Le forze dell'esercito somalo hanno affermato di aver sconfitto i militanti che hanno attaccato un hotel nella capitale dopo un sanguinoso assedio. Almeno 12 persone sono state uccise nell'evento mortale, che durò circa 30 ore, anche se i media locali riferiscono che il numero di vittime potrebbe essere ancora più alto. [...]
Almeno 12 persone sono state uccise nell'evento mortale, che durò circa 30 ore, anche se i media locali riferiscono che il numero di vittime potrebbe essere ancora più alto.
Gli aggressori hanno usato esplosivi per entrare nel Hayat Hotel di Mogadishu di venerdì prima di prendere il controllo violento e tenere ospiti in ostaggio di notte.
Il gruppo estremista Al-Shabab ha rivendicato la responsabilità per l'attacco, la BBC scrive, trasmette Klan Kosova.tv.
“Le forze di sicurezza hanno finito l'assedio ora e le persone armate sono morte, non abbiamo avuto colpi di arma da fuoco dall'edificio nell'ultima ora, un funzionario non identificato ha detto all'agenzia di stampa AFP.

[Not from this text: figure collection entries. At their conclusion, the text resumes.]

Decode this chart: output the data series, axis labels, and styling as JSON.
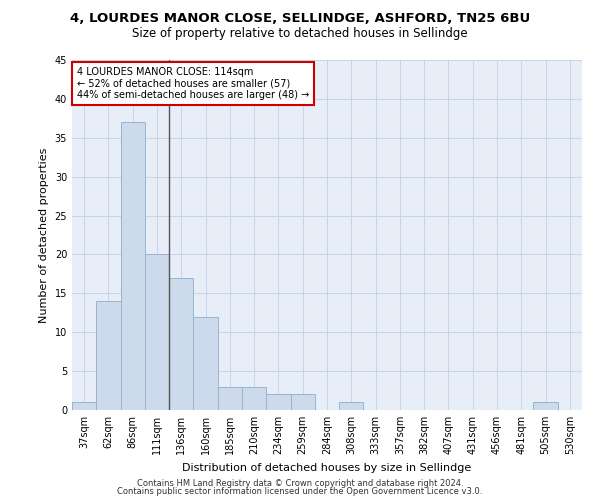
{
  "title1": "4, LOURDES MANOR CLOSE, SELLINDGE, ASHFORD, TN25 6BU",
  "title2": "Size of property relative to detached houses in Sellindge",
  "xlabel": "Distribution of detached houses by size in Sellindge",
  "ylabel": "Number of detached properties",
  "categories": [
    "37sqm",
    "62sqm",
    "86sqm",
    "111sqm",
    "136sqm",
    "160sqm",
    "185sqm",
    "210sqm",
    "234sqm",
    "259sqm",
    "284sqm",
    "308sqm",
    "333sqm",
    "357sqm",
    "382sqm",
    "407sqm",
    "431sqm",
    "456sqm",
    "481sqm",
    "505sqm",
    "530sqm"
  ],
  "values": [
    1,
    14,
    37,
    20,
    17,
    12,
    3,
    3,
    2,
    2,
    0,
    1,
    0,
    0,
    0,
    0,
    0,
    0,
    0,
    1,
    0
  ],
  "bar_color": "#ccdaeb",
  "bar_edge_color": "#9ab4cf",
  "marker_line_color": "#555555",
  "annotation_line1": "4 LOURDES MANOR CLOSE: 114sqm",
  "annotation_line2": "← 52% of detached houses are smaller (57)",
  "annotation_line3": "44% of semi-detached houses are larger (48) →",
  "annotation_box_color": "#ffffff",
  "annotation_box_edge": "#cc0000",
  "ylim": [
    0,
    45
  ],
  "yticks": [
    0,
    5,
    10,
    15,
    20,
    25,
    30,
    35,
    40,
    45
  ],
  "grid_color": "#c8d4e8",
  "background_color": "#e8eef8",
  "footer1": "Contains HM Land Registry data © Crown copyright and database right 2024.",
  "footer2": "Contains public sector information licensed under the Open Government Licence v3.0.",
  "title1_fontsize": 9.5,
  "title2_fontsize": 8.5,
  "xlabel_fontsize": 8,
  "ylabel_fontsize": 8,
  "tick_fontsize": 7,
  "annotation_fontsize": 7,
  "footer_fontsize": 6
}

L'hotel è stato distrutto principalmente dopo bombardamenti intensivi da forze di sicurezza durante Venerdì e Sabato notte.
La BBC ha riferito che finora non hanno conferma ufficiale che l'evento è finito.
Nelle ultime settimane, i combattenti legati al gruppo hanno anche attaccato lungo il confine Somalia-Etiopi, che ha sollevato preoccupazioni su una possibile nuova strategia di Al-Shabab.
L'attacco di venerdì segna il primo attacco alla capitale dal gruppo dal momento che il nuovo presidente somalo, Hassan Sheikh Mohamud, è stato eletto a maggio.